The Federal Transport Minister of Canada issued Protective Direction 38, which accelerated to November 1, 2016 the phasing out of DOT-111 tank cars used for crude transport. The accelerated timeline phases out unjacketed cars six months earlier and jacketed DOT-111 16 months earlier than originally planned. The DOT-111 cars will be replaced with DOT-117 (TC-117 in Canada), which have thicker steel and enhanced thermal protection.
Marine & Terminal Update
Citing capital constraints and the need for oil and gas prices to recover, LNG Canada has indefinitely delayed its $50 billion liquefied natural gas port proposal near Kitimat, British Columbia. The project received environmental approval from Canadian officials last year. LNG Canada proposed constructing a gas receiving and processing facility at the marine terminal that would be capable of receiving 350 LNG carriers annually. The project is headed by Shell, with Petrochina Co., Mitsubishi Corp. and Korea Gas Corp. all holding stakes as well.
The U.S. Department of Energy authorized Cameron LNG to export an additional 1.41 bcfd of natural gas from the proposed Hackberry, Louisiana processing facility and marine terminal. The authorization allows for the export of LNG to countries which do not have a free trade agreement with the United States.

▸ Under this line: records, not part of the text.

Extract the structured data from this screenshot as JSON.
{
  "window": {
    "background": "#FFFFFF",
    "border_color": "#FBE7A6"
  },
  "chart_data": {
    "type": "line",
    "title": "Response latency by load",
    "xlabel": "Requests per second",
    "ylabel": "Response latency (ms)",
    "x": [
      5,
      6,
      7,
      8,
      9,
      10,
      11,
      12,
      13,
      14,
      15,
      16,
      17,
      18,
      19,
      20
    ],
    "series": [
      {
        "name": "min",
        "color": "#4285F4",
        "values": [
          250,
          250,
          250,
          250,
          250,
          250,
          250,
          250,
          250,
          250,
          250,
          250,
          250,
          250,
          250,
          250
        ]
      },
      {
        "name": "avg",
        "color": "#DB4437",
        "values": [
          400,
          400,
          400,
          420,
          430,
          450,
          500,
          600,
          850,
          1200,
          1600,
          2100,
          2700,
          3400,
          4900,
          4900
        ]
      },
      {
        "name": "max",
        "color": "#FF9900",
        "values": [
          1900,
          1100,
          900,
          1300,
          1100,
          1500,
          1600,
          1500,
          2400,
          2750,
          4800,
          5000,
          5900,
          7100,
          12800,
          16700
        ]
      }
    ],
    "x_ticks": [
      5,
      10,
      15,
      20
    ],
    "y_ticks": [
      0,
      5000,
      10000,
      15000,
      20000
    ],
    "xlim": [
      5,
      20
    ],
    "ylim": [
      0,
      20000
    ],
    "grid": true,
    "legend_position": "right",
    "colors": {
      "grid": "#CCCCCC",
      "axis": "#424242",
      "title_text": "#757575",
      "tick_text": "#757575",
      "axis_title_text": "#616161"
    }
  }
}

The total export capacity of the Cameron LNG facility will now be 3.53 bcfd by 2018.
Magellan Midstream Partners announced that it plans to construct a marine terminal on the Houston Ship Channel in Pasadena, Texas. The terminal will be capable of handling refined products and renewable fuels. The terminal is planned to initially have 1 million barrels of storage and will be capable of handling Panamax ships and barges. The project is capable of being expanded to 10 million barrels of storage with up to five docks, if additional demand is presented.
Annova LNG filed for authorization from FERC for its liquefied natural gas marine terminal in Cameron County, TX. The project will include six liquefaction trains and will be able to output 6.95 mtpa. The terminal will be connected to an intrastate pipeline originating in Kingsville, TX. If approvals go as planned, the project will begin construction in Q3-2018, and will be commercially operational by Q4-2021.
Delfin LNG has submitted a draft environmental impact statement to FERC for approval of its deepwater floating LNG terminal. The terminal will be located nearly 50 miles offshore of Cameron Parish, Louisiana. The project will consist of onshore compressor stations that will pump gas through existing, 42-inch diameter pipelines to the floating LNG facility. The floating LNG facility is planned to be able to accommodate four vessels and export up to 13 million metric tonnes per year by 2020.